To determine the smallest sample size \( n \) required to achieve a specified margin of error in estimating the mean, you can use the formula for the margin of error (ME) in a confidence interval, which is given by:
\[ ME = z \times \frac{\sigma}{\sqrt{n}} \]
Where:
- \( ME \) is the desired margin of error (in grams),
- \( z \) is the z-score corresponding to the desired confidence level,
- \( \sigma \) is the population standard deviation (in grams),
- \( n \) is the sample size we wish to determine.
For this problem:
- \( ME = 4 \) grams (the maximum allowable margin of error),
- \( z = 1.96 \) (for a 95% confidence interval),
- \( \sigma = 12 \) grams.
We need to rearrange the formula to solve for \( n \):
\[ 4 = 1.96 \times \frac{12}{\sqrt{n}} \]

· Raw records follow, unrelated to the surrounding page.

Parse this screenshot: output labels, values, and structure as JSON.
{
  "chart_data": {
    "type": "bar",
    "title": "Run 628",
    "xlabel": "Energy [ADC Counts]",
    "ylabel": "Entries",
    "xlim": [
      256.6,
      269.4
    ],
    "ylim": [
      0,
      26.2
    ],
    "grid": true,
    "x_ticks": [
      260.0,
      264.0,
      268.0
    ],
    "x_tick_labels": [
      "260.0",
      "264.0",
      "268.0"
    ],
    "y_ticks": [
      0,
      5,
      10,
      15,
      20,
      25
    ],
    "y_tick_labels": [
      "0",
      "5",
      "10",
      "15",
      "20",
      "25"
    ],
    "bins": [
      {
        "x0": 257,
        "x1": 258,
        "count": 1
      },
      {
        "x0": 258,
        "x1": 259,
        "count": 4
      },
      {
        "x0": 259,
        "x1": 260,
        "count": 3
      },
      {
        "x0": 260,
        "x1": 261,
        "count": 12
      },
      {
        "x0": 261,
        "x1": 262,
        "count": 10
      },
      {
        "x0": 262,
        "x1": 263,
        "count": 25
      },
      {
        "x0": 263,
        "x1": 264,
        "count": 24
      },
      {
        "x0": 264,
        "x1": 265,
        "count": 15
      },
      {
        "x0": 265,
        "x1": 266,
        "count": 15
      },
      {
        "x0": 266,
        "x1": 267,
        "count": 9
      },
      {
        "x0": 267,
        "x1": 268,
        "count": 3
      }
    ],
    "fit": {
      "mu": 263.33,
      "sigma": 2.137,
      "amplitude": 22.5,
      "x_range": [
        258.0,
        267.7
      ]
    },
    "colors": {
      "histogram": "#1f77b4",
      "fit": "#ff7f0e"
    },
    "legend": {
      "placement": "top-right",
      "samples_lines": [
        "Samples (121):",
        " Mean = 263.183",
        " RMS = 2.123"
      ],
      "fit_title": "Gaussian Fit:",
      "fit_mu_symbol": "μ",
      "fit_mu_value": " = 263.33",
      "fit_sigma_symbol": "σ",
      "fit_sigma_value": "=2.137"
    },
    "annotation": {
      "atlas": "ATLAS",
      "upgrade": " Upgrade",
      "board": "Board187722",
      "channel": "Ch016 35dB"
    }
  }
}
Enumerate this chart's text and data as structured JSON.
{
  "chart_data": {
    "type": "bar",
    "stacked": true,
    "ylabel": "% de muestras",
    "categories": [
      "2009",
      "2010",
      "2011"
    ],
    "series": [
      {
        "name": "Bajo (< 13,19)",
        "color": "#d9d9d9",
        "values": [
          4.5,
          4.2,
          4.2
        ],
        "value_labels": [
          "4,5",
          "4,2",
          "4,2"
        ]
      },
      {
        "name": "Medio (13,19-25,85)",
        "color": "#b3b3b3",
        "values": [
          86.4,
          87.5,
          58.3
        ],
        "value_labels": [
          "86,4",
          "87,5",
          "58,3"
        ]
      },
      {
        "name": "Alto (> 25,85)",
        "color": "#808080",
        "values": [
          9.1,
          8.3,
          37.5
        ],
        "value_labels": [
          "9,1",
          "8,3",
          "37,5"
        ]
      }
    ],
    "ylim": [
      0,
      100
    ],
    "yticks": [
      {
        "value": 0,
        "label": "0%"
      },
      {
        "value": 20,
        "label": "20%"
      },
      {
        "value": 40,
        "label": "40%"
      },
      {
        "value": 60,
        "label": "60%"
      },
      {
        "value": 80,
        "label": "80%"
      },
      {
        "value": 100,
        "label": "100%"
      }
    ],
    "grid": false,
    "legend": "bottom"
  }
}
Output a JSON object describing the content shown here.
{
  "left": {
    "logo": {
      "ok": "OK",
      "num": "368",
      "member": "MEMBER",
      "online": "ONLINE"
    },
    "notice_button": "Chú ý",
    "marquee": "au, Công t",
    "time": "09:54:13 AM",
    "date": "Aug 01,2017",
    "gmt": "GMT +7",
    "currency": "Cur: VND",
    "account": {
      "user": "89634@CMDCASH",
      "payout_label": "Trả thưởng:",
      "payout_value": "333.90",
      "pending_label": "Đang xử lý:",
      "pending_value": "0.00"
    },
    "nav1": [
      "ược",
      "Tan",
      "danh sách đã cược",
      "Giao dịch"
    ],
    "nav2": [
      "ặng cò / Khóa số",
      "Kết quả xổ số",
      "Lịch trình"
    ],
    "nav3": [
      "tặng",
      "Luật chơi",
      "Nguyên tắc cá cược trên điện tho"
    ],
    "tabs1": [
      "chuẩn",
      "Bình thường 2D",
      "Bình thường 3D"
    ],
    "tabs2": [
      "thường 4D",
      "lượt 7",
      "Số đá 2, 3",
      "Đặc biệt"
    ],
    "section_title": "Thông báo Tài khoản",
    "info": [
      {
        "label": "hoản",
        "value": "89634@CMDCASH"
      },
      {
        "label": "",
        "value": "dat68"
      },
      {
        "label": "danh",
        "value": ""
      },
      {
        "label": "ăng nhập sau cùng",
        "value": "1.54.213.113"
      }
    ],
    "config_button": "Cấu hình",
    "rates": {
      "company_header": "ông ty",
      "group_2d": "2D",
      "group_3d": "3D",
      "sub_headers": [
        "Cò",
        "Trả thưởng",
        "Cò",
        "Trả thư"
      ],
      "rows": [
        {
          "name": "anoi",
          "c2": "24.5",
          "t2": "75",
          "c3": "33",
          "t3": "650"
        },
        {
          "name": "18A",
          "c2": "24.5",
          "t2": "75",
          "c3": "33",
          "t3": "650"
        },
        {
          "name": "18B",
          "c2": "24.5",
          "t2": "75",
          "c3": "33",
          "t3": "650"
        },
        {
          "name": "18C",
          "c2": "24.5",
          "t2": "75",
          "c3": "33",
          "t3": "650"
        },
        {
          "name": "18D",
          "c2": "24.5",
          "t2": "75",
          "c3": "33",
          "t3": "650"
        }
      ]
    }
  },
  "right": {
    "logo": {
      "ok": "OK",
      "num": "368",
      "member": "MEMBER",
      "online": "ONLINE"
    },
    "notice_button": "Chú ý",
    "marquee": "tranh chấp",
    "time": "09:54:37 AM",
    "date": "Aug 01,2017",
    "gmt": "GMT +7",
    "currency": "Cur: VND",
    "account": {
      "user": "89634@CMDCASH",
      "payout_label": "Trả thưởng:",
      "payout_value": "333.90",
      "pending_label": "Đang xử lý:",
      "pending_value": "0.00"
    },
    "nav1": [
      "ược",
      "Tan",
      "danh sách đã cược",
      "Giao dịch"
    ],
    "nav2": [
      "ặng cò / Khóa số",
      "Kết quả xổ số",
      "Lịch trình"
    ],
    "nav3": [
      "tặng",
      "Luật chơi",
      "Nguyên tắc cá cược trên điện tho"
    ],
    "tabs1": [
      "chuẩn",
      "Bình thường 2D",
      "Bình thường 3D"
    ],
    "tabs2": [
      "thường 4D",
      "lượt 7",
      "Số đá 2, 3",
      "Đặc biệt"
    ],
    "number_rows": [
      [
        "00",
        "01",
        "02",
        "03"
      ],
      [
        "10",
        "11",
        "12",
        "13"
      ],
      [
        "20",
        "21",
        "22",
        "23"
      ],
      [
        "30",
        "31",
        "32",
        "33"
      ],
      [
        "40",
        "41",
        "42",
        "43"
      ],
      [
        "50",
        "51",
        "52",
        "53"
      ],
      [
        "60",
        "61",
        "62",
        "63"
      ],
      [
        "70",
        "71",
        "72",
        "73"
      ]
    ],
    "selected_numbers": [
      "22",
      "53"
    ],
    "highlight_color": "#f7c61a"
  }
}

Now, isolate \( \sqrt{n} \):
\[ \sqrt{n} = \frac{1.96 \times 12}{4} \]
Calculating the right-hand side:
\[ \sqrt{n} = \frac{23.52}{4} = 5.88 \]
Now, square both sides to find \( n \):
\[ n = (5.88)^2 \]
Calculating \( (5.88)^2 \):
\[ n \approx 34.5744 \]
Since the sample size must be a whole number, we round up to the nearest whole number:
\[ n \approx 35 \]
Thus, the smallest approximate sample size required to obtain the desired margin of error of no more than 4 grams is 35 apples.